However, in soft robots and wearable systems,41–46 it becomes crucial using such deformable devices to encode a variety of mechanical inputs. In doing so, several aspects are still overlooked, owing to testing single specific functionalities of the devices or to implementing them per se. One key issue is the capability of detecting and distinguishing different types of mechanical cues either external or originated by the movement of the artifacts (e.g., pressure, strain, or bending), which we name mechanical multimodality.
One possible strategy should be the integration of separate transducers, each sensing one different mechanical stimulus. Nevertheless, in general, soft tactile sensing devices respond in a very similar way under different solicitations. This is mainly due to their basic building blocks made of soft materials that exhibit a very similar response (e.g., mostly electrical, such as change in resistance, capacitance, or current) to deformations induced in the device by any type of outer mechanical stimuli (e.g., indentation and traction). Most of the multimodal mechanical sensors found in the literature suffer from such limitation.47–49 Another possible strategy is the integration of many similar sensors, each transducing the same mechanical solicitation and elaborating the collected sensor signals with specifically developed algorithms to discriminate between different stimulations.

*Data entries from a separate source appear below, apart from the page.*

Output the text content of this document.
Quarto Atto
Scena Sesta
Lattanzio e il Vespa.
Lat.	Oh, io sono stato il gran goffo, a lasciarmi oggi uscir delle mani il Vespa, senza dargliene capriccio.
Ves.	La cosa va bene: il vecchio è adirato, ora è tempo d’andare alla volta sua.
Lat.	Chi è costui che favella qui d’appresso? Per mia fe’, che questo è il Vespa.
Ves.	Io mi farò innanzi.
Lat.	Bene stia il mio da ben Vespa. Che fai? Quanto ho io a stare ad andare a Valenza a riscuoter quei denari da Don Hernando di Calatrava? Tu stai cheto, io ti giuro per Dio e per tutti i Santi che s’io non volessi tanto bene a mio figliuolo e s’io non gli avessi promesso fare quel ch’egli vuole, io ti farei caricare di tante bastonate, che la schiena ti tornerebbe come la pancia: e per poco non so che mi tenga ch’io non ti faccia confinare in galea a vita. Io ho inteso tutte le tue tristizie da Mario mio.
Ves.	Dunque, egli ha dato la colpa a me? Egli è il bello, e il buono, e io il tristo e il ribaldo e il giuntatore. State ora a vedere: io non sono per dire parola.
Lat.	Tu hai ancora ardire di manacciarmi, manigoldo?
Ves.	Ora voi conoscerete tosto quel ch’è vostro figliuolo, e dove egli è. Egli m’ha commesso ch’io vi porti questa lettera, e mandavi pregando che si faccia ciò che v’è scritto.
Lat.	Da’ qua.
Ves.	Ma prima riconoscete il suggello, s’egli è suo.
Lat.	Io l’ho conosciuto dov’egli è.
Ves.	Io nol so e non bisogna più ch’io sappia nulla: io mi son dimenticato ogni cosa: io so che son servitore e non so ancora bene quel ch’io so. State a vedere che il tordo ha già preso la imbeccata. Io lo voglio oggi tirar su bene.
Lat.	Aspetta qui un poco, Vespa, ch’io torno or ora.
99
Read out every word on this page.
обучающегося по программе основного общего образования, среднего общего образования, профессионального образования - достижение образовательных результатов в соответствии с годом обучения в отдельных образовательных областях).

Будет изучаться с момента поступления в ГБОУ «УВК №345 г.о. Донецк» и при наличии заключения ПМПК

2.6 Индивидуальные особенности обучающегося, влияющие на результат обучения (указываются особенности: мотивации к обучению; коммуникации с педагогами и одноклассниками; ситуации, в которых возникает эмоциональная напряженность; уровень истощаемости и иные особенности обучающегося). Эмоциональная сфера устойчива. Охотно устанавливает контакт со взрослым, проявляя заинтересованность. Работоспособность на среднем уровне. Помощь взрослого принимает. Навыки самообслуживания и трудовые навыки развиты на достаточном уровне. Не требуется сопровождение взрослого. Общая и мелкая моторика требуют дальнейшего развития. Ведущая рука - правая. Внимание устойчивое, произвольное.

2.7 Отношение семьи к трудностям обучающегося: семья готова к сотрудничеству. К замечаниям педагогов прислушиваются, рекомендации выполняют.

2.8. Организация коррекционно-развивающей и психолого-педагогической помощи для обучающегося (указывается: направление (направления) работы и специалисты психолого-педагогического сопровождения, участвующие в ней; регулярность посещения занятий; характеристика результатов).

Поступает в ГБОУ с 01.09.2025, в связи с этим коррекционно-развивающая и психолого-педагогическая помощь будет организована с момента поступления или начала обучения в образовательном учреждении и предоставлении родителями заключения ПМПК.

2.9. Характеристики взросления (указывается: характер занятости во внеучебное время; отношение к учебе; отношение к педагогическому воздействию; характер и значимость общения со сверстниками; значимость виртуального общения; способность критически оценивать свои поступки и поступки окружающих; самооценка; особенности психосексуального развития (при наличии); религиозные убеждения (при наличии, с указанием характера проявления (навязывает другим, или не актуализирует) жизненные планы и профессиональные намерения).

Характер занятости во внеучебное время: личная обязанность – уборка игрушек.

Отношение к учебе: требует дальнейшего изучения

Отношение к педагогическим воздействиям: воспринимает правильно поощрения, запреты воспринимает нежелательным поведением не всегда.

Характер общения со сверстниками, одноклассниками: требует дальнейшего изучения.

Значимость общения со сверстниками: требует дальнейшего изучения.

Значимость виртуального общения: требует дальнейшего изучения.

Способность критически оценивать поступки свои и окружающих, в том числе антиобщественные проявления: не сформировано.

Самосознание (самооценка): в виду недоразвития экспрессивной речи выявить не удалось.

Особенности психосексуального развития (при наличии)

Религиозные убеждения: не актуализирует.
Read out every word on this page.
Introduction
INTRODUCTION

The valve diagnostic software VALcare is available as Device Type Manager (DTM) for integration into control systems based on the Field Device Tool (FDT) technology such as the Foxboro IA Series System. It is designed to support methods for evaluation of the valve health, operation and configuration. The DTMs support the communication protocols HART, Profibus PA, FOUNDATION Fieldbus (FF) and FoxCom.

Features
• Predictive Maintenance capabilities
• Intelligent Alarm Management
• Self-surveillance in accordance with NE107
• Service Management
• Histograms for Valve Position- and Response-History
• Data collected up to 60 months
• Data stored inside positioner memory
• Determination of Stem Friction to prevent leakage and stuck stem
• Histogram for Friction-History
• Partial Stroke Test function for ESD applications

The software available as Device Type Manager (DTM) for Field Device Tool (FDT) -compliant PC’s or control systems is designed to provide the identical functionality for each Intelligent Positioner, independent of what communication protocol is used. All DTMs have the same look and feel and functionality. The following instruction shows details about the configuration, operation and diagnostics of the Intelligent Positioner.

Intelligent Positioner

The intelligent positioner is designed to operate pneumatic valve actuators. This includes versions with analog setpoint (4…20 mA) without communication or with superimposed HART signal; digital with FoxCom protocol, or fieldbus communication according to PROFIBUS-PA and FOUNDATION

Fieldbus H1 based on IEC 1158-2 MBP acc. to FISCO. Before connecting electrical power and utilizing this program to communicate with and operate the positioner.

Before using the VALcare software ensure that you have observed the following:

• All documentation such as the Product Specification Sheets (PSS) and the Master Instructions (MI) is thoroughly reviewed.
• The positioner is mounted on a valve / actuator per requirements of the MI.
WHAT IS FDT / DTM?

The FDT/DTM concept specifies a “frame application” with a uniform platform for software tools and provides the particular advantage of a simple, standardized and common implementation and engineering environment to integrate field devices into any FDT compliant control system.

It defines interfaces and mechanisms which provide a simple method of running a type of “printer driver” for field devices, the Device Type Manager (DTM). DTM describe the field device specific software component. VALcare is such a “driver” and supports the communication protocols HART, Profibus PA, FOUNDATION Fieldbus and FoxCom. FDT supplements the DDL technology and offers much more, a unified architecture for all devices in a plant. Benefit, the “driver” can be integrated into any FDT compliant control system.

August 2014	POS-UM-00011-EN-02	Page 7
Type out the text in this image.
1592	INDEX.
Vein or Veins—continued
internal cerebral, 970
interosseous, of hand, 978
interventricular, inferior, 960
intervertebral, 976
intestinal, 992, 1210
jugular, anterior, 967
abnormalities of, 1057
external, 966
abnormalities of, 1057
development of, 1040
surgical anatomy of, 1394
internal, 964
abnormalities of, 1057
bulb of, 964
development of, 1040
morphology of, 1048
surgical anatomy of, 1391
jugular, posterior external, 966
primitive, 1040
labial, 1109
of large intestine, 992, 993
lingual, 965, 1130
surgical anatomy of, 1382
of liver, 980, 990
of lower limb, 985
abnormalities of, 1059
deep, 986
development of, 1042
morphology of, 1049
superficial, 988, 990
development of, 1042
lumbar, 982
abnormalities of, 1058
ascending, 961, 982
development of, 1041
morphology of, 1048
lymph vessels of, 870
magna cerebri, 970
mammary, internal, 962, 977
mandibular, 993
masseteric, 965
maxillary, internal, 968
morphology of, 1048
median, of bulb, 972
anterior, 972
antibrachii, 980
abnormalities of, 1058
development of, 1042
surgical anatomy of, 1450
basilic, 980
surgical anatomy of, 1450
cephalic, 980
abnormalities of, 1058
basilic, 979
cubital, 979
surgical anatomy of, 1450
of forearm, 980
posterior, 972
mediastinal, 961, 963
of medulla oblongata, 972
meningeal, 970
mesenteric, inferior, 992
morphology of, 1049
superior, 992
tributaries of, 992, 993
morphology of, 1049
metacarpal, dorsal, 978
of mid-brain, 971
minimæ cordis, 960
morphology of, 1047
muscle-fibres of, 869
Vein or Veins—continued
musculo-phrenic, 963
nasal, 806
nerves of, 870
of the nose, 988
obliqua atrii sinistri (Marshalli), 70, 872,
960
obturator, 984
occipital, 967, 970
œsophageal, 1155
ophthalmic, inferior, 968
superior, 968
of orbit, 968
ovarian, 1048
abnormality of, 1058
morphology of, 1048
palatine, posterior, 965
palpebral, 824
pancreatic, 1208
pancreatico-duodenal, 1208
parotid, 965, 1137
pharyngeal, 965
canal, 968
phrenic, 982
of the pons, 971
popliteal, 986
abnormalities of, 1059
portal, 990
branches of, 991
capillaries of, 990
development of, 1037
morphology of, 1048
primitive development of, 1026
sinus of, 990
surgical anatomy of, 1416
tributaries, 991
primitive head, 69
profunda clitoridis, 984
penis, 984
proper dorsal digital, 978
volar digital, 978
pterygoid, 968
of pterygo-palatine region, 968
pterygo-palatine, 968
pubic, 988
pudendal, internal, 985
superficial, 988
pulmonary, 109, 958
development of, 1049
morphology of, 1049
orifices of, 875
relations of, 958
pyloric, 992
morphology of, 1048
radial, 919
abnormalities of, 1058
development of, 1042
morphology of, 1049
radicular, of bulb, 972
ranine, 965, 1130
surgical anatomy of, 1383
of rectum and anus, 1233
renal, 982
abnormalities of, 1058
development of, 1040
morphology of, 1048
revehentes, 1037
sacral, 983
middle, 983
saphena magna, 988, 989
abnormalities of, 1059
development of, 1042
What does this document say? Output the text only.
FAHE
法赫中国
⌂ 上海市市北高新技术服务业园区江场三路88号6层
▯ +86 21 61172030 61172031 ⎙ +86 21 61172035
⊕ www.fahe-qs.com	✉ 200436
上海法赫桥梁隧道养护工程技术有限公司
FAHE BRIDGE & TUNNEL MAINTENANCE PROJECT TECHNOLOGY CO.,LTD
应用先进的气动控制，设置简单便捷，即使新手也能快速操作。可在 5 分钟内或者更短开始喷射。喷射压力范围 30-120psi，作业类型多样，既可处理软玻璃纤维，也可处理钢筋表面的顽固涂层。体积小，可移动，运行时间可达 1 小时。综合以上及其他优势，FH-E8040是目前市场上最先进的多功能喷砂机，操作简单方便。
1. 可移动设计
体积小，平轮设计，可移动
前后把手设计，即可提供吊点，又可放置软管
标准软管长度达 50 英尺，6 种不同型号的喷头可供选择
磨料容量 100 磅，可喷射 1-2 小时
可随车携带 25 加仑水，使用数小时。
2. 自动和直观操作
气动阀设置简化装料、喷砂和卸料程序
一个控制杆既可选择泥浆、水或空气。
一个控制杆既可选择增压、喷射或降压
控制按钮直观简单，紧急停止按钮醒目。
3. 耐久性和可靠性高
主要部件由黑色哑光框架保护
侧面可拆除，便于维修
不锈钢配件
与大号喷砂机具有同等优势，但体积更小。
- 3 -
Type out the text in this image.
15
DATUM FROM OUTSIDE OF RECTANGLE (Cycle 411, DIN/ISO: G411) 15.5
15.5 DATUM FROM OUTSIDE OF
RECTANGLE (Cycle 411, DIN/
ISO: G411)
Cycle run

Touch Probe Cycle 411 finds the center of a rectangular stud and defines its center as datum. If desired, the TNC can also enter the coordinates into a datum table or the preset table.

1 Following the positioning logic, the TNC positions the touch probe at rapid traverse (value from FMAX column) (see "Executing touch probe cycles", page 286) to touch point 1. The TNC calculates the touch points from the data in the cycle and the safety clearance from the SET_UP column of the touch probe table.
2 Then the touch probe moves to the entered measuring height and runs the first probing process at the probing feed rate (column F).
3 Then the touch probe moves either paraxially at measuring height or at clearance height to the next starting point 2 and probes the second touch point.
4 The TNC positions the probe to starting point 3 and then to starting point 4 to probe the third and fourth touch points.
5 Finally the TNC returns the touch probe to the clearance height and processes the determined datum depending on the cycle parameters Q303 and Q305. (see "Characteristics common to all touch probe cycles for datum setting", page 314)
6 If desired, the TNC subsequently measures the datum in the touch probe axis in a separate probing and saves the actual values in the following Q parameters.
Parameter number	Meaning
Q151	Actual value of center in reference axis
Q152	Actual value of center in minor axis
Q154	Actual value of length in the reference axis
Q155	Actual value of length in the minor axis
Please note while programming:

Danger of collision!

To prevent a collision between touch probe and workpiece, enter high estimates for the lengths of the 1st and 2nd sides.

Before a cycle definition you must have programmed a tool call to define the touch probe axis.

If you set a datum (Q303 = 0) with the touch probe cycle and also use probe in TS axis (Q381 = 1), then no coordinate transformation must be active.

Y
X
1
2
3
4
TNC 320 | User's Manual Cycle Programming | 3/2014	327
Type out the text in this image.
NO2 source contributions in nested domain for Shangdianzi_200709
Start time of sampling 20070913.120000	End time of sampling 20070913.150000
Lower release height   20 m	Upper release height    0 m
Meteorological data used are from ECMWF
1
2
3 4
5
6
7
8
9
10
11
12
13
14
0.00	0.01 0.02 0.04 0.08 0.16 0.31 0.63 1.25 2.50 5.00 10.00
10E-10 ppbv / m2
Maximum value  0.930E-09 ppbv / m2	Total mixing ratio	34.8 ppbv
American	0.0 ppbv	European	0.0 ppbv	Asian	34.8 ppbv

Following this approach, in a previous work, we addressed the discrimination of two different types of mechanical stimuli in a soft body. 50 We used two similar sensing elements (based on e-textiles and elastomers embedded in the soft module) to recognize the convex from the concave side and detect the bending angle (or maximum deflection), and to distinguish between bending (i.e., local strain) and external force solicitation. However, when this solution is distributed along the body of the whole robot, it can be limited by the high number of connections, which would affect the mechanical behavior of the system, and by the electronic and computational complexities. For example, in Cianchetti et al., 51 resistive stretch sensors are exploited to reconstruct the spatial configuration of a continuum soft arm. In this case, the local curvature of the arm is retrieved with differential strain measurements, and the reconstruction method allows obtaining the spatial configuration from local deformations. Yet, the bottleneck for real applications is the wiring needed for measuring each resistance variation. Another example is given by Chossat et al., 52 who developed a soft tactile skin using an embedded ionic liquid matrix. Here, a tomographic imaging process is needed for reconstructing the stimulation map, and for larger matrices, real-time elaboration is computationally very demanding.
Indeed, another and very promising strategy is to combine material structuring at the micro/nanoscale with nanocomposites, such as graphene, nanowires, or CNT. For instance, following this approach a multilayer device, made of a porous rubber and an air gap between two PDMS/CNT conductive thin films, was developed to distinguish between pressure and lateral strain. 53 Similarly, a device based on nylon and polyurethane fibers, functionalized with silver nanowires and coated with piezoresistive rubber, 54 has the capability to discriminate pressure, strain, and flexion.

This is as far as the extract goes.